Best Sports Mustaches in D.C.History

Anyone with half-a-blog brain knows by now that the American Mustache Institute is running a tremendously wonderful "Best Sports Mustache of All Time" election, a contest that has been mentioned in far too many blogs to list in this space.

What you may not have known is that Aaron Perlut, the Institute's Executive Director, is a Northern Virginian from Fairfax County and thus a well-groomed D.C. area sports fan. I wished to come up with a list of the Best Sports Mustaches in D.C. History, but as a non-native I felt unprepared for the task. So I asked Aaron for help, and thus, we present perhaps the coolest Top 10 list in Bog history. If Aaron has missed any classic D.C. Sports Mustaches, please indicate as much in the comments. And go vote in his contest.


Also, one more note: this Portuguese soccer coach's mustache makes me so, so, so happy. I'd like to petition him for a spot in the Sports Mustache Hall of Scruff.

Aaron's words:

1. Rod Langway, Capitals: Thick, meaty, rich and delicious. Did Rod even have lips? We are still not certain.

2. Art Monk, Redskins: The most under-appreciated WR in football history had a mustache that was dense enough to store a 10 lb. weight inside.

3. John Lowenstein, Orioles: While his hair faded into shades of grey, the 'stache remained black as night. Real or not - who cares? It's a solid look.
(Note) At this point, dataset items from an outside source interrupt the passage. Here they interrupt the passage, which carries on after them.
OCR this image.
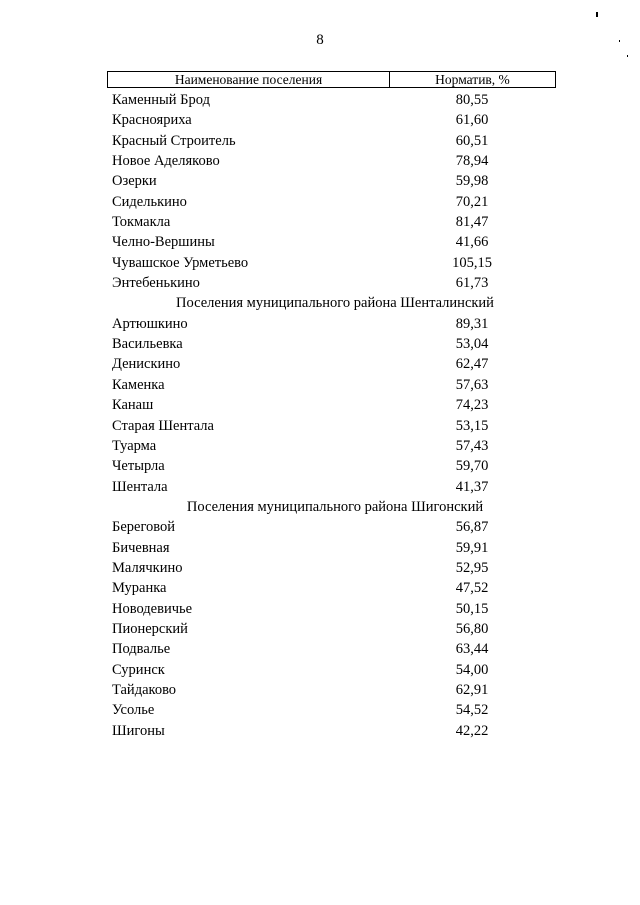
8
Наименование поселения	Норматив, %
Каменный Брод	80,55
Краснояриха	61,60
Красный Строитель	60,51
Новое Аделяково	78,94
Озерки	59,98
Сиделькино	70,21
Токмакла	81,47
Челно-Вершины	41,66
Чувашское Урметьево	105,15
Энтебенькино	61,73
Поселения муниципального района Шенталинский
Артюшкино	89,31
Васильевка	53,04
Денискино	62,47
Каменка	57,63
Канаш	74,23
Старая Шентала	53,15
Туарма	57,43
Четырла	59,70
Шентала	41,37
Поселения муниципального района Шигонский
Береговой	56,87
Бичевная	59,91
Малячкино	52,95
Муранка	47,52
Новодевичье	50,15
Пионерский	56,80
Подвалье	63,44
Суринск	54,00
Тайдаково	62,91
Усолье	54,52
Шигоны	42,22
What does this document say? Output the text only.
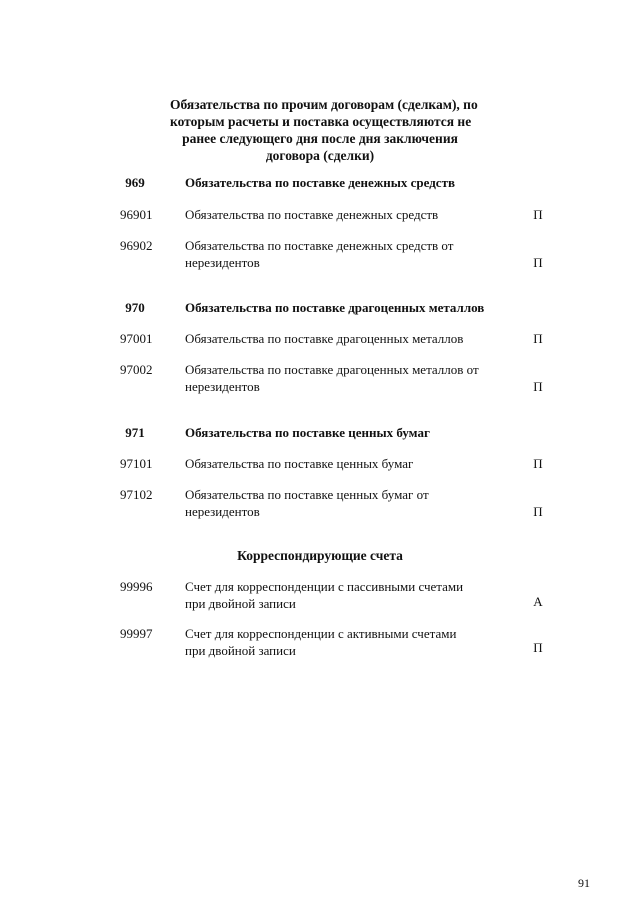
Обязательства по прочим договорам (сделкам), по
которым расчеты и поставка осуществляются не
ранее следующего дня после дня заключения
договора (сделки)
969	Обязательства по поставке денежных средств
96901	Обязательства по поставке денежных средств	П
96902	Обязательства по поставке денежных средств от
нерезидентов	П
970	Обязательства по поставке драгоценных металлов
97001	Обязательства по поставке драгоценных металлов	П
97002	Обязательства по поставке драгоценных металлов от
нерезидентов	П
971	Обязательства по поставке ценных бумаг
97101	Обязательства по поставке ценных бумаг	П
97102	Обязательства по поставке ценных бумаг от
нерезидентов	П
Корреспондирующие счета
99996	Счет для корреспонденции с пассивными счетами
при двойной записи	А
99997	Счет для корреспонденции с активными счетами
при двойной записи	П
91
4. Al Bumbry, Orioles: Extended beyond the rim of the lip down ¼ inch below. Not the full "hoseshoe," but solid enough. A nice touch in adding extra flavor-saving capacity.
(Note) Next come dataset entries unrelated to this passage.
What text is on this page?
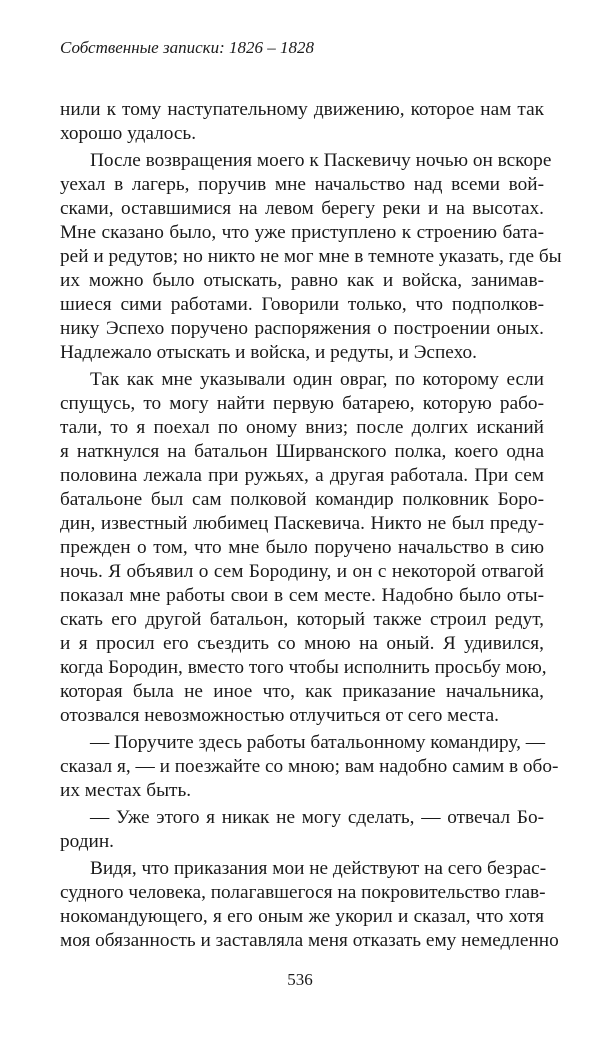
Собственные записки: 1826 – 1828
нили к тому наступательному движению, которое нам так
хорошо удалось.
После возвращения моего к Паскевичу ночью он вскоре
уехал в лагерь, поручив мне начальство над всеми вой-
сками, оставшимися на левом берегу реки и на высотах.
Мне сказано было, что уже приступлено к строению бата-
рей и редутов; но никто не мог мне в темноте указать, где бы
их можно было отыскать, равно как и войска, занимав-
шиеся сими работами. Говорили только, что подполков-
нику Эспехо поручено распоряжения о построении оных.
Надлежало отыскать и войска, и редуты, и Эспехо.
Так как мне указывали один овраг, по которому если
спущусь, то могу найти первую батарею, которую рабо-
тали, то я поехал по оному вниз; после долгих исканий
я наткнулся на батальон Ширванского полка, коего одна
половина лежала при ружьях, а другая работала. При сем
батальоне был сам полковой командир полковник Боро-
дин, известный любимец Паскевича. Никто не был преду-
прежден о том, что мне было поручено начальство в сию
ночь. Я объявил о сем Бородину, и он с некоторой отвагой
показал мне работы свои в сем месте. Надобно было оты-
скать его другой батальон, который также строил редут,
и я просил его съездить со мною на оный. Я удивился,
когда Бородин, вместо того чтобы исполнить просьбу мою,
которая была не иное что, как приказание начальника,
отозвался невозможностью отлучиться от сего места.
— Поручите здесь работы батальонному командиру, —
сказал я, — и поезжайте со мною; вам надобно самим в обо-
их местах быть.
— Уже этого я никак не могу сделать, — отвечал Бо-
родин.
Видя, что приказания мои не действуют на сего безрас-
судного человека, полагавшегося на покровительство глав-
нокомандующего, я его оным же укорил и сказал, что хотя
моя обязанность и заставляла меня отказать ему немедленно
536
5. Joe Jacoby / Russ Grimm, Redskins: They must be listed together. As the two most pivotal Hogs, their mustaches - known as "the sherrif" style - worked together to intimidate defensive linemen, making up for their lack of foot speed.
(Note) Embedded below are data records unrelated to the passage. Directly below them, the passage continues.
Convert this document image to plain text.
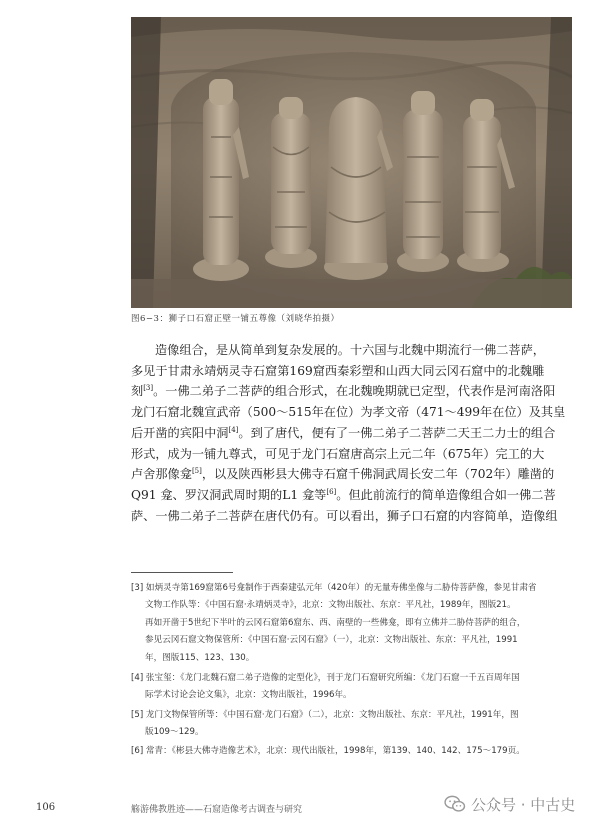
图6−3：狮子口石窟正壁一铺五尊像（刘晓华拍摄）
造像组合，是从简单到复杂发展的。十六国与北魏中期流行一佛二菩萨，
多见于甘肃永靖炳灵寺石窟第169窟西秦彩塑和山西大同云冈石窟中的北魏雕
刻[3]。一佛二弟子二菩萨的组合形式，在北魏晚期就已定型，代表作是河南洛阳
龙门石窟北魏宣武帝（500～515年在位）为孝文帝（471～499年在位）及其皇
后开凿的宾阳中洞[4]。到了唐代，便有了一佛二弟子二菩萨二天王二力士的组合
形式，成为一铺九尊式，可见于龙门石窟唐高宗上元二年（675年）完工的大
卢舍那像龛[5]，以及陕西彬县大佛寺石窟千佛洞武周长安二年（702年）雕凿的
Q91 龛、罗汉洞武周时期的L1 龛等[6]。但此前流行的简单造像组合如一佛二菩
萨、一佛二弟子二菩萨在唐代仍有。可以看出，狮子口石窟的内容简单，造像组
[3] 如炳灵寺第169窟第6号龛制作于西秦建弘元年（420年）的无量寿佛坐像与二胁侍菩萨像，参见甘肃省
文物工作队等：《中国石窟·永靖炳灵寺》，北京：文物出版社、东京：平凡社，1989年，图版21。
再如开凿于5世纪下半叶的云冈石窟第6窟东、西、南壁的一些佛龛，即有立佛并二胁侍菩萨的组合，
参见云冈石窟文物保管所：《中国石窟·云冈石窟》（一），北京：文物出版社、东京：平凡社，1991
年，图版115、123、130。
[4] 张宝玺：《龙门北魏石窟二弟子造像的定型化》，刊于龙门石窟研究所编：《龙门石窟一千五百周年国
际学术讨论会论文集》，北京：文物出版社，1996年。
[5] 龙门文物保管所等：《中国石窟·龙门石窟》（二），北京：文物出版社、东京：平凡社，1991年，图
版109～129。
[6] 常青：《彬县大佛寺造像艺术》，北京：现代出版社，1998年，第139、140、142、175～179页。
106	觞游佛教胜迹——石窟造像考古调查与研究	公众号 · 中古史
6. Mike Flanagan, Orioles: A nice, bushy, no-frills 'stache capable of storing nuts and berries for the Winter hibernation period while intimidating hitters.

7. Dennis Martinez, Orioles: Two words: El Presidente'!

8. Ernie Grunfeld, Bullets: While the American Mustache Institute recognizes the greatness of Ernie's soup strainer, we will never recognize the sham that was the changing of the NBA Bullets' name. No fan in their right mind ever, ever recommended the "Wizards" or "Sea Dogs" as a name, so we definitely know that "The Wizards" was dreamed up by an unimaginative Bullets executive. Bullets forever!


9. Rick Dempsey, Orioles: Like his battery mate Flanagan, it had a nice, delicate bush to it.

10. Allen Benson, Washington Senators: While the AMI normally does not recognize a mustache if it is accompanied by any chin coverage, in this historic milestone, we make an exception. From just after 1910 through the start of the 1970s, only one player was documented to have worn facial hair during a game, and none were documented to have worn a mustache. Five-o-clock shadow, yes, but not the full nelson. Only two players dared to step into a dugout during the regular season with a full-grown mustache or beard during that span of time. One of those players was Senators pitcher Allen Benson, who wore a beard and mustache for two games in 1934.

[Final note: I just ran this list past WaPo columnist and always-sports-editor George Solomon, who knows a thing or two about D.C. sports. He was concerned about the omission of Diron Talbert. Never heard of him, but like I said, I'm not from here.]